Luigi Romandini, ex dirigente del settore Ecologia della Provincia noto per non aver firmato autorizzazioni in favore dell’Ilva nonostante le pressioni, ha sottolineato che “questa manifestazione, con il convegno di ieri, è un segno del risveglio di Taranto che deve ritornare ad essere la terra baciata da Dio. La città ha delle ricchezze contenute in scrigni pieni di bellezze paesaggistiche, culturali, archeologiche e bontà gastronomiche. Queste, insieme a nuovi tipi di attività sofisticate possono far rifiorire Taranto e quindi far dimenticare una pagina in cui il lavoro non è stato al servizio dell’uomo ma si è servito di lui».

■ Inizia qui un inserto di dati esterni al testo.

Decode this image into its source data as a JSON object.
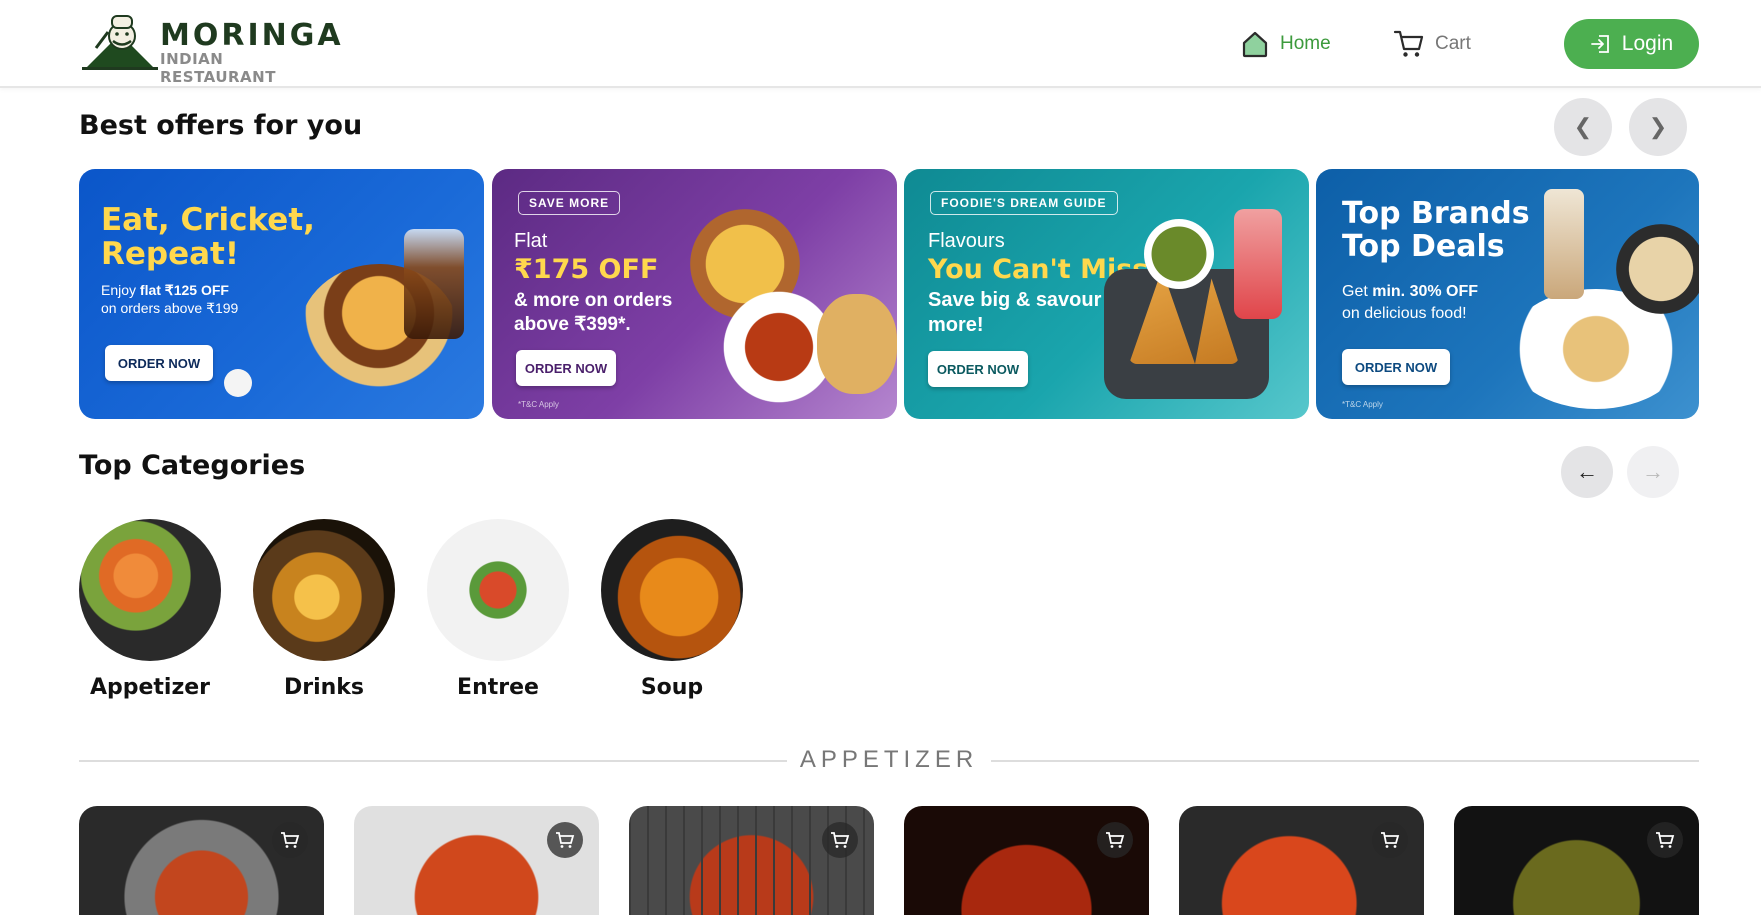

Produzione ed inquinamento, un binomio da scindere. «E’ una marcia – ha sostenuto il presidente di Peacelink Alessandro Marescotti – che si snoda sulle strade della diossina, stiamo calpestando l’asfalto su cui è caduta per decenni una quantità impressionante di inquinanti. Attorno a noi abbiamo i pascoli che sono interdetti da un’ordinanza regionale. Una marcia come quella di oggi serve a tenere alta l’attenzione e a chiedere la bonifica di questo grande territorio su cui stiamo camminando che deve essere restituito alla normalità. Siamo in marcia perchè tutto questo non può continuare. Qui ci sono bambini, mamme, persone che vogliono riaffermare la centralità della salute».
Dello stesso parere Angelo Bonelli, consigliere comunale e coportavoce nazionale dei Verdi. «Questa è una Taranto che resiste ed è l’espressione della migliore Italia. Il problema di Taranto non è dei tarantini ma di tutta Italia. In questa città sono state sversate tante quantità di diossina per produrre l’acciaio per tutto il Paese. Ora bisogna dire basta, bisogna cambiare e avviare un progetto di conversione come accaduto in altre città. Per me questi sono gli ecopartigiani, l’Italia che resiste».